I social ti appoggiano, li utilizzi? Uso i social, ma più per informarmi che per promuovermi, non ancora sono entrato a far parte di coloro che credono che attraverso i social riescano a infrangere le frontiere dell’arte. Ultimamente, poi, pare che la eccessiva frequenza dei social possa addirittura “danneggiare”. Io mi limito solo a permettere a chi vuole la conoscenza del mio lavoro attraverso un apposito sito.
Con chi ti farebbe piacere collaborare tra critico, artista, promoter per mettere su una mostra o una rassegna estesa di artisti collimanti con la tua ultima produzione? Mi farebbe piacere lavorare con chi fosse in grado di promuovermi all’interno di un programma di ampio respiro, che fosse in grado di investire sul mio prodotto e non realizzare un qualcosa di fine a se stesso senza continuità.
Perché il pubblico dovrebbe ricordarsi dei tuoi impegni? Non saprei; mi farebbe piacere sapere che c’è chi, grazie alle proprie sensibilità, riuscisse a stabilire un rapporto empatico con i miei lavori. Io per principio non impongo niente e rifuggo da imposizioni. Anzi, proprio nel ciclo di “Afona” mi sono fatto promotore di una idea dell’arte fondata su discrezione e il “sussurro”.
Pensi che sia giusto avvicinare i giovani e presentare l’arte in ambito scolastico, accademico, universitario e con quali metodi educativi esemplari? Non credo sia solo giusto, credo sia piuttosto indispensabile agire in tal senso. Se viviamo in un mondo dove la sensibilità per la cultura si è persa o banalizzata, è proprio perché da parte delle agenzie informative-formative è venuta meno la funzione di divulgazione e approfondimento, in particolar modo, dei linguaggi dell’arte. Ci sono persone che hanno funzioni di responsabilità politica o istituzionale anche nel campo dell’arte, ma che nella loro vita non hanno mai visto una mostra d’arte o un concerto, per dire. Io vivo in una città con più di settantamila abitanti e non esiste nessuno spazio espositivo, sia pubblico che privato pur in presenza di un Liceo Artistico.
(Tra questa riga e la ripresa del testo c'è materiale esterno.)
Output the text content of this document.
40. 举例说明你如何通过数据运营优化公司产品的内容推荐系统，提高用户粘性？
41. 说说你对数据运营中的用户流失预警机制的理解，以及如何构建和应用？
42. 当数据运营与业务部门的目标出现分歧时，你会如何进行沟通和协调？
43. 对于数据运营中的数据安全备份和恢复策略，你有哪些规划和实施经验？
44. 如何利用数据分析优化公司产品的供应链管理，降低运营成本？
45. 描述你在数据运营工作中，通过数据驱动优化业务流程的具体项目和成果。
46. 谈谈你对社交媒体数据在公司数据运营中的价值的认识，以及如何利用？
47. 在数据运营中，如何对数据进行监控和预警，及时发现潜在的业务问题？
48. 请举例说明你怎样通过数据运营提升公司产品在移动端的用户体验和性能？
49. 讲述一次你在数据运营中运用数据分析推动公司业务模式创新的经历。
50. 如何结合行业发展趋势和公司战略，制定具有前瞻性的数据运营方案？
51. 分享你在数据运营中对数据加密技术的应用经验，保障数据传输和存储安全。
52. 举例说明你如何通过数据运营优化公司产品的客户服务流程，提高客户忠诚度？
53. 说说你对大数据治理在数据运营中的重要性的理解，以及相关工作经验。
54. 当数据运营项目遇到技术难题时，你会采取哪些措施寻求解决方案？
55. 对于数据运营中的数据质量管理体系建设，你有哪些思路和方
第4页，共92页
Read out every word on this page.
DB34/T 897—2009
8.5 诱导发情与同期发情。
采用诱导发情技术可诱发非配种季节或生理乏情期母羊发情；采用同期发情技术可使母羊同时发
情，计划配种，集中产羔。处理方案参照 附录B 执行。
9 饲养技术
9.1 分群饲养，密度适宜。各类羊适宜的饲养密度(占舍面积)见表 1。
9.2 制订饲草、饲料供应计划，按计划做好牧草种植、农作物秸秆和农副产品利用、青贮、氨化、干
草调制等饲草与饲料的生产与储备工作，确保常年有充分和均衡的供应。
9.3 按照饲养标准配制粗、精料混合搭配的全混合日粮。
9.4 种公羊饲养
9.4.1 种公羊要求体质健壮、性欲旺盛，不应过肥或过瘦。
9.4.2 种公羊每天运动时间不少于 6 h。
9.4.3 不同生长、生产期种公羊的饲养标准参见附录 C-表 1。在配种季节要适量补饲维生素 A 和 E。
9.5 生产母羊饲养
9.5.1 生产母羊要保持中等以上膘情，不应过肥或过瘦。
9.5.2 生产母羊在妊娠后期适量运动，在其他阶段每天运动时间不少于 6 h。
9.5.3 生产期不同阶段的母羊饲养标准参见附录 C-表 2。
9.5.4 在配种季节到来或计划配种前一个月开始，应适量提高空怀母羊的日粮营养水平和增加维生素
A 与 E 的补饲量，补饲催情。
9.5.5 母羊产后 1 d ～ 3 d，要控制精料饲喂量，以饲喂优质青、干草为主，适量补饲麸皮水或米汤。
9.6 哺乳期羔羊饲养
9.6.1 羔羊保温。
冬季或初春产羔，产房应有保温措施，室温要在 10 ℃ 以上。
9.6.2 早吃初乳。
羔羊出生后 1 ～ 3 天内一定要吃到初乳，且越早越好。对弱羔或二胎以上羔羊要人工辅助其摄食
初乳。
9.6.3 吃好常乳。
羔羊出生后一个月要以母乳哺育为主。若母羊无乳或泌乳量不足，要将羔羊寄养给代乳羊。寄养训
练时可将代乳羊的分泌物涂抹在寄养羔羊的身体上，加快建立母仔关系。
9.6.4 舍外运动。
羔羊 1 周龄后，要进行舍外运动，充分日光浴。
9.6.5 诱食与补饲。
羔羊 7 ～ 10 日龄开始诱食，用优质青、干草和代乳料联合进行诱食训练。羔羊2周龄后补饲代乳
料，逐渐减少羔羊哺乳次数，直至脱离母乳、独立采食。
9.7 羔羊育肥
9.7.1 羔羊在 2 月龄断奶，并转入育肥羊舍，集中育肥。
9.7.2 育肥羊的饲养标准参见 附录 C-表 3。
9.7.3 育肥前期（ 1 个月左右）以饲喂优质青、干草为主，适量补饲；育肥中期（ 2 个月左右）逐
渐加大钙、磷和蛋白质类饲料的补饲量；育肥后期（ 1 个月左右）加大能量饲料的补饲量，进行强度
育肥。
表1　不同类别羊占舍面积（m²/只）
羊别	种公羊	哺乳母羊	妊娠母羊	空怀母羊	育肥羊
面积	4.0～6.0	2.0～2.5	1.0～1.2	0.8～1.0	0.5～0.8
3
Come può un ragazzo avvicinarsi a delle sensibilità espressive se non ha modo di fare esperienze dirette, come possono emergere passioni che in un primo momento sono latenti e che se non coltivate e potenziate inaridiscono?
Prossime mosse, in quale città? Covid permettendo dovrei far parte di una rassegna a cura di Elmar Zorn, in data da destinarsi. Causa Covid è stata rinviata una mia personale a Napoli.
Che futuro si prevede post-Covid19? Mi piacerebbe saperlo, … viviamo alla giornata: “del doman non c’è certezza”.
A conclusione di quest’intervista, ritengo opportuno significare che Raffaele Boemio è tra quegli artisti che opera con serietà estrema e sostanzia un lavoro serrato, profondo e responsabile, motivato da sicuro talento e fondato su una proiezione di coscienza civile. Nella maturità operativa odierna si leggono perspicaci segni linguistici aperti, che irrobustiscono un codice duttile e aperto. In pregevoli tecniche miste, quindi, misura l’uomo e il suo tempo, coscienza e ritmi, radici e costumi.